On July 20, 2015 at 4:48:03 PM, Erik Ogan ( "> ) wrote:

Background:
We currently have several hundred nodes managed by Chef 0.10(.4) on a private Chef server. We are using librarian-chef to manage off-the-shelf cookbooks (~30 or so), and have a single repository for the remaining custom cookbooks (>60) [*]

I am looking to modernize this setup. It is likely[**] to be a clean-slate rebuild with Chef 12, pulling in cookbooks (more likely portions of recipes) as needed. This is also a chance to align our processes with the state-of-the-art thinking on how to manage these resources.

Berkshelf is the current, prescribed tool for managing cookbooks. Berkshelf (appears to) require each cookbook in its own repository. This is great for modularity, it forces a separation of concerns, but while I plan to reduce the number of custom, private cookbooks (removing cruft, replacing some with off-the-shelf cookbooks configured with attributes), I still expect to have enough cookbooks that this would consume all of our allotment of private repositories.

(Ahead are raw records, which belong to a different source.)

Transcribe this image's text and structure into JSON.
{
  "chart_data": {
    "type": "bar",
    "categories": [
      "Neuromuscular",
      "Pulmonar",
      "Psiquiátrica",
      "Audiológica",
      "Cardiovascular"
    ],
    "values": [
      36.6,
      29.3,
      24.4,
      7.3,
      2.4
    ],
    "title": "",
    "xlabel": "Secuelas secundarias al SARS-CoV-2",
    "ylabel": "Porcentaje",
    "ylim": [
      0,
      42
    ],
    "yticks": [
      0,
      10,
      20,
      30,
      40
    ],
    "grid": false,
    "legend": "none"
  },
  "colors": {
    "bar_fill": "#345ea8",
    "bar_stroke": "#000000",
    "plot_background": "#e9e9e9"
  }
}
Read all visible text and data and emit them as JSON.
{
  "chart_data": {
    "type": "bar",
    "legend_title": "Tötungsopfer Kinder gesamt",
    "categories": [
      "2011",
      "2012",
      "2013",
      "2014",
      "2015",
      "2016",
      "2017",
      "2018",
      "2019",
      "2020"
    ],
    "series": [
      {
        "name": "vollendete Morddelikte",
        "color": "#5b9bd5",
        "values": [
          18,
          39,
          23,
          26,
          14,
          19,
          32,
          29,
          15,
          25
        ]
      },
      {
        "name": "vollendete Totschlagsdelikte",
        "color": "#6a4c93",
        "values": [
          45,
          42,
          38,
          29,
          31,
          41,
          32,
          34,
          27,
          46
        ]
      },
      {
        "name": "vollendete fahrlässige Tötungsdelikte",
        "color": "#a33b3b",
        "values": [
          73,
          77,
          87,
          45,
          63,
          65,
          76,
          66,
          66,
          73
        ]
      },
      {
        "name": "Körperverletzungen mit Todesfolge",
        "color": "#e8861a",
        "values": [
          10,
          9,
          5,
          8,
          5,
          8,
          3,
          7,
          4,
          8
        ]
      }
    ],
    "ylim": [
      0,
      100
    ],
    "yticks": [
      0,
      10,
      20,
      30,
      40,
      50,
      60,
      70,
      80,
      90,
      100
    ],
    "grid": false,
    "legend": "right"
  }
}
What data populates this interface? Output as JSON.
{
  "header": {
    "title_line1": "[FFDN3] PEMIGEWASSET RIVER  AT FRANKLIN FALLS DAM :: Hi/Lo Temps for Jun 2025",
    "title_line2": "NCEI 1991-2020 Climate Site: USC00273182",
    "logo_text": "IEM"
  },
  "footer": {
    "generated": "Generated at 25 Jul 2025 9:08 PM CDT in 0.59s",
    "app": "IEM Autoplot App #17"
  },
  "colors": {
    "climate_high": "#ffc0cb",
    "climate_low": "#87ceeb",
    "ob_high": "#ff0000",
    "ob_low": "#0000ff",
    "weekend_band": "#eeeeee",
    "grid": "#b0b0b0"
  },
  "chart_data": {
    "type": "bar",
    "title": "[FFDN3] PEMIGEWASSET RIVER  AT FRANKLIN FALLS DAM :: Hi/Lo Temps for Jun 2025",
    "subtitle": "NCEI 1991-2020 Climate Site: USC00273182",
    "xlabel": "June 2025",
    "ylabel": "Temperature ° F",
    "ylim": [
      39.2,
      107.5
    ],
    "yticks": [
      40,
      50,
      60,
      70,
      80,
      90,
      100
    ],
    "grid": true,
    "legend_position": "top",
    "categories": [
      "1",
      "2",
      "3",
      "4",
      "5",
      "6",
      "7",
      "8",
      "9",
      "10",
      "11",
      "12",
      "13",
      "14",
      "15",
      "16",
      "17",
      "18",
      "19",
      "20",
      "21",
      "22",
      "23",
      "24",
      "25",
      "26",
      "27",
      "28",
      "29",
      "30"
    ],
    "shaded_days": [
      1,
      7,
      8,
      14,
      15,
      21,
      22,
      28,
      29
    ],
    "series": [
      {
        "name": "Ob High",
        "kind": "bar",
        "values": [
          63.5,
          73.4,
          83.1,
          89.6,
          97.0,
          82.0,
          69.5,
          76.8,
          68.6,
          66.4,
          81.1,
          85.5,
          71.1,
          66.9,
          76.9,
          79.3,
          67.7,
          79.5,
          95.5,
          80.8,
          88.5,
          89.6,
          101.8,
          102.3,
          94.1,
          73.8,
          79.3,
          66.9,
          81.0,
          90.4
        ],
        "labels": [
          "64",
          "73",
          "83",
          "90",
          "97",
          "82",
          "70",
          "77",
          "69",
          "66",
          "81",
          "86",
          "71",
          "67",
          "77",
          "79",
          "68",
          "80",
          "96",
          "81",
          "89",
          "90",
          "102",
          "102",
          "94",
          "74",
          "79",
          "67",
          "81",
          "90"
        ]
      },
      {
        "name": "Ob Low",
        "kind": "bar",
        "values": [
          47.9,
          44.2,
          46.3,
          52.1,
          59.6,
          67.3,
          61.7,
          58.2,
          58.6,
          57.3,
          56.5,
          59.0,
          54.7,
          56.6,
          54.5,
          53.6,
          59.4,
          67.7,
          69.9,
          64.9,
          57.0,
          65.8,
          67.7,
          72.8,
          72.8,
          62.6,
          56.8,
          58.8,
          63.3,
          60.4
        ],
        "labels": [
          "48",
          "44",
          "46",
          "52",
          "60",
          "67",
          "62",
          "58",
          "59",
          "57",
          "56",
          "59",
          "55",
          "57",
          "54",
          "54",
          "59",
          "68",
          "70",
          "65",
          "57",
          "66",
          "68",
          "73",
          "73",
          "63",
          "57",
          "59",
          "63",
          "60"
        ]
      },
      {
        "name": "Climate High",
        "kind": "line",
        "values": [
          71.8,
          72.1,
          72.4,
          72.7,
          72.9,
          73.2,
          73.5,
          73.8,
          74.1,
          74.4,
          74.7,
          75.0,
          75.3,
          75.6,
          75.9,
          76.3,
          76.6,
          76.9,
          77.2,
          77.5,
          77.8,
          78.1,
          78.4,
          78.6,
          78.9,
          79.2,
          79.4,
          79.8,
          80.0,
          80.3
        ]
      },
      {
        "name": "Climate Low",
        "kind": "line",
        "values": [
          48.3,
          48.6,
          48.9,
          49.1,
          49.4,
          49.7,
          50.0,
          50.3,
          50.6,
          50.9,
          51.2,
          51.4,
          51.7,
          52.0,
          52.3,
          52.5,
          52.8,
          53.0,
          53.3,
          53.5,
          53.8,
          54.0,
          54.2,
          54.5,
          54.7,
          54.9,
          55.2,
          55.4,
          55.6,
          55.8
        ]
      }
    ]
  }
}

In light of that, I have tried to set up a repository with cookbooks as peers inside, but the more hoops I jump through to make that work, the more sure I become that I’m missing something obvious in the way to manage cookbooks. (Especially right now where I cannot test a custom cookbook with chefspec if it depends on another custom/private cookbook).

So, how do larger installations manage their private cookbooks? What have I missed?

-e

[*]  I don’t know if that constitutes “large” in the community, but I’m comfortable saying there’s a fair bit of complexity to it.

[**] For reasons that are way out of scope of this message.